Vediamo un po’, cercando di mantenere lo sguardo freddo ma vigile. “Il Mattino” dedica una “civetta” in prima pagina al grande attore Sidney Poitier, “quell’Oscar che cambiò la storia di Hollywood” (in quanto di pelle nera, of course) e un’altra ad un regista-icona dello “stracult“ italico, Mariano Laurenti, “re dei b-movie tra D’Angelo col caschetto e la Fenech scollacciata” (rido). Agli stessi Poitier e Laurenti, scomparsi più che novantenni, vengono riservati due paginoni nell’edizione nazionale, con altrettanti “coccodrilli” di ottima firma e di ottimo livello. Bene.
Meno bene il resto. Poche striminzite e asettiche righe redazionali su Trevisan vengono relegate in cima alla p. 14 dell’edizione odierna. Ora, tutte le morti sono tristi: siamo d’accordo.
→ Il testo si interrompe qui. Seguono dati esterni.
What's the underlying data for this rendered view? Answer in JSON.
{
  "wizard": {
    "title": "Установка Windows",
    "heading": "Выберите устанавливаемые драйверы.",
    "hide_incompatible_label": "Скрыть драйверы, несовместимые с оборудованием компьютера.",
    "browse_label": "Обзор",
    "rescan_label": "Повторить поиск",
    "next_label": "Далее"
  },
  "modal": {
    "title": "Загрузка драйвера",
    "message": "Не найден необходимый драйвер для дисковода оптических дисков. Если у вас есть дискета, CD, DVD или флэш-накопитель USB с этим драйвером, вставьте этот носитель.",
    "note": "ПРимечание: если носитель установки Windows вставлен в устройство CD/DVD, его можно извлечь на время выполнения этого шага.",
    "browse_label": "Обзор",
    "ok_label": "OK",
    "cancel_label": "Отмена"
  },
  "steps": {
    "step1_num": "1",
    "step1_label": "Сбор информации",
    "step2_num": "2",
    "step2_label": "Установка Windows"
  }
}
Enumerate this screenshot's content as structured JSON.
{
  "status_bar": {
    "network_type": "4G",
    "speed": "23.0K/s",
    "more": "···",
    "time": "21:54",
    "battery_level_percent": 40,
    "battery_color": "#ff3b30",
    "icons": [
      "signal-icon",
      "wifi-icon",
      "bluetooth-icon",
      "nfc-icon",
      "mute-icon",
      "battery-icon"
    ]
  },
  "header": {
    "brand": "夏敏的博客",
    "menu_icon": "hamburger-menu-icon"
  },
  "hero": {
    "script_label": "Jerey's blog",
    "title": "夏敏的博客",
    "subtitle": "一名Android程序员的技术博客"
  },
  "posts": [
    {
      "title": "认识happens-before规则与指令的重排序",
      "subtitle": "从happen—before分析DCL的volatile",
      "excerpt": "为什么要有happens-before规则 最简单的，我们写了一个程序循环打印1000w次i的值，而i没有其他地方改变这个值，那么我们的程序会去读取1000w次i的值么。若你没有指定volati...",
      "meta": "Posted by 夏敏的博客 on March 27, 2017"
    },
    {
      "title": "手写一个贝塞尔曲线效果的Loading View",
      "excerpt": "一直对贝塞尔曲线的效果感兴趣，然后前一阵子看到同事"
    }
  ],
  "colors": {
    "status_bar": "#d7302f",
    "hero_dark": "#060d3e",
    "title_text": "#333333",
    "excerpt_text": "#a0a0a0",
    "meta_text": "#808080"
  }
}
Ma forse un uomo che finisce i suoi giorni, in modo tragico e in condizioni tragiche, ad appena 61 anni; un uomo la cui morte potrebbe (in un paese civile) riaprire una discussione seria sullo spinosissimo problema dell’assistenza psichiatrica; un uomo da molti considerato come una delle figure più significative della letteratura italiana contemporanea: ecco, forse un uomo così meriterebbe un’attenzione diversa da parte di una testata di gloriosa tradizione quale è “Il Mattino”. Ma il dato più imbarazzante è che, almeno a giudicare dal titolo del pezzo, il merito maggiore di Trevisan (autore di un riconosciuto capolavoro come “Works”, per dire) risiederebbe nell’aver scritto un testo teatrale per il “nostro“ Toni Servillo. Chi mi conosce sa quanto ami questo attore, eppure non posso nascondere che la cosa mi inquieta un po’, sembrandomi un indizio (tra i mille) di quel provincialismo partenopeo che sta paradossalmente divenendo, nell’epoca della globalizzazione, sempre più greve e sempre più stucchevole.
Al povero Trevisan è andata comunque meglio che alla cara amica Marcella Marmo. Come è ben noto, Marcella è stata una raffinatissima e autorevolissima storica; eppure, sempre secondo il matto matto titolista del più prestigioso quotidiano del Mezzogiorno d’Italia, lei sarebbe da ricordare soprattutto per il fatto che qualche anno fa un famoso filologo la identificò, sbagliando, con la “nostra“ Elena Ferrante (ma tengo a precisare che l’articolo di Titti Marrone è, al contrario, assai buono). Una barbarie. Ricordo che all’epoca incontrai Marcella a San Martino: era indignata per lo scoop-fake e speranzosa che l’incidente venisse presto archiviato. Le dissi di non preoccuparsi. Pietosa insania.